Silence or pretended interest. This is a dishonest double message. It may diminish your self-respect and rob the speaker of awareness and a chance to improve. 

      If there's a repeater or a nagger in your life, imagine using responses like these to get your needs met respectfully. Recall our definition of an "effective response" (above). Do you think these responses would "work" for you? How do they compare with the way you usually react to excessive repetition? Responses like these will work best if you express their theme in your own language and style, rather than parroting them.


      This is one of a series of brief illustrations of how to respond effectively to common annoying social behaviors.
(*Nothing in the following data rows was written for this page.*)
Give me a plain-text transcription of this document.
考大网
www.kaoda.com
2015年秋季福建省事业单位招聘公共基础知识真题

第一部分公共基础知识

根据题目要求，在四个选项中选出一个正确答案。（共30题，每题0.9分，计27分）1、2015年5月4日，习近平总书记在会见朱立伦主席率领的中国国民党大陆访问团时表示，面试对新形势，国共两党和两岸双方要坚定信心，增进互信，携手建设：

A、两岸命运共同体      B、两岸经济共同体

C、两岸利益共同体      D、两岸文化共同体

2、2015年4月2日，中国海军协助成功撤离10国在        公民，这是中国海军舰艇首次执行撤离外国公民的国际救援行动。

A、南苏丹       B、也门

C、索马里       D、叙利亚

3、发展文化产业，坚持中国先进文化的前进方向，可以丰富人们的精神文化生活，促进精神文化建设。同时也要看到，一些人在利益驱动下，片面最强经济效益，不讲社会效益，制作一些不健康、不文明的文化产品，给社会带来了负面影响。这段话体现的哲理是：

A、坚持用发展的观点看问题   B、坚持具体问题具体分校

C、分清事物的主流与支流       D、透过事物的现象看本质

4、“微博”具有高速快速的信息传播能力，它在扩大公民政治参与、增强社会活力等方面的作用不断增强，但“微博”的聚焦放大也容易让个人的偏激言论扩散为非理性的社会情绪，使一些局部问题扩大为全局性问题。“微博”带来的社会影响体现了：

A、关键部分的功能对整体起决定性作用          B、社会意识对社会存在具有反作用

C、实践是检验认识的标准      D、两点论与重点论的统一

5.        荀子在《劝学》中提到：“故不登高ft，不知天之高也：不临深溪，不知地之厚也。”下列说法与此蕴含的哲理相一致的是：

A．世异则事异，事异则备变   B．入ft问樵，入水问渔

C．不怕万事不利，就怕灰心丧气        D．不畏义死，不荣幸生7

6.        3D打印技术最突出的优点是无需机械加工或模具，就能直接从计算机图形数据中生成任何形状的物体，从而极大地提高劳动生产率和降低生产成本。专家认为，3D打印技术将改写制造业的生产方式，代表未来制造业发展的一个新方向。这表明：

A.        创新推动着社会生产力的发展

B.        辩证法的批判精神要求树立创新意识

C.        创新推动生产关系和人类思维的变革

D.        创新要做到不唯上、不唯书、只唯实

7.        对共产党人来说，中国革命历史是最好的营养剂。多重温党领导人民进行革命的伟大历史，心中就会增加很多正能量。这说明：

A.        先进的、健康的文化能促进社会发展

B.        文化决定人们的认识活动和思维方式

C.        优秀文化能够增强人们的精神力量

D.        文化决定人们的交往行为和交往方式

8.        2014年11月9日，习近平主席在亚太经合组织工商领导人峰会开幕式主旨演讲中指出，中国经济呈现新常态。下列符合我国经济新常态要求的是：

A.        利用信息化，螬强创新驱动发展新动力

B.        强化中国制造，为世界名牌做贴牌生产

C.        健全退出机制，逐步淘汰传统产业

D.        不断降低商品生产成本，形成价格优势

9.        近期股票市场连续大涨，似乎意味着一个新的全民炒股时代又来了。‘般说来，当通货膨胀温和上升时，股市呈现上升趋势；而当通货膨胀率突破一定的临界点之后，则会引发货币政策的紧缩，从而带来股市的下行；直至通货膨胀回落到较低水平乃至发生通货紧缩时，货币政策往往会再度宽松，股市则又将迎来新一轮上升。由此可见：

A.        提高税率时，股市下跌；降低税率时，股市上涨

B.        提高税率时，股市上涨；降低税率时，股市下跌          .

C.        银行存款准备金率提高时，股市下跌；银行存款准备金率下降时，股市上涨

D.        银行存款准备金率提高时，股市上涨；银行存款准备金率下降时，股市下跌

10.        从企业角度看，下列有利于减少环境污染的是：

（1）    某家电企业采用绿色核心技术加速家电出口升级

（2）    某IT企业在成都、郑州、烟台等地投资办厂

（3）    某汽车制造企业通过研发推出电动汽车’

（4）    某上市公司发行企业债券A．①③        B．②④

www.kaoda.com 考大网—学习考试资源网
This offers options for responding to someone who repeats themselves "too often" in  your opinion. Effective social responses are based on...

  • having your true Self guiding your personality,

  • a genuine mutual-respect attitude,

  • clarity on your feelings, needs; and mutual rights, and...

  • fluency in the skills of awareness, metatalk, assertion, and empathic listening.

Do you usually meet these criteria in social situations? If not (yet) - what's in your way?

      Pause, breathe, and reflect - why did you read this article? Did you get what you needed? If not, what do you need? Who's answering these questions - your true Self, or ''someone else''?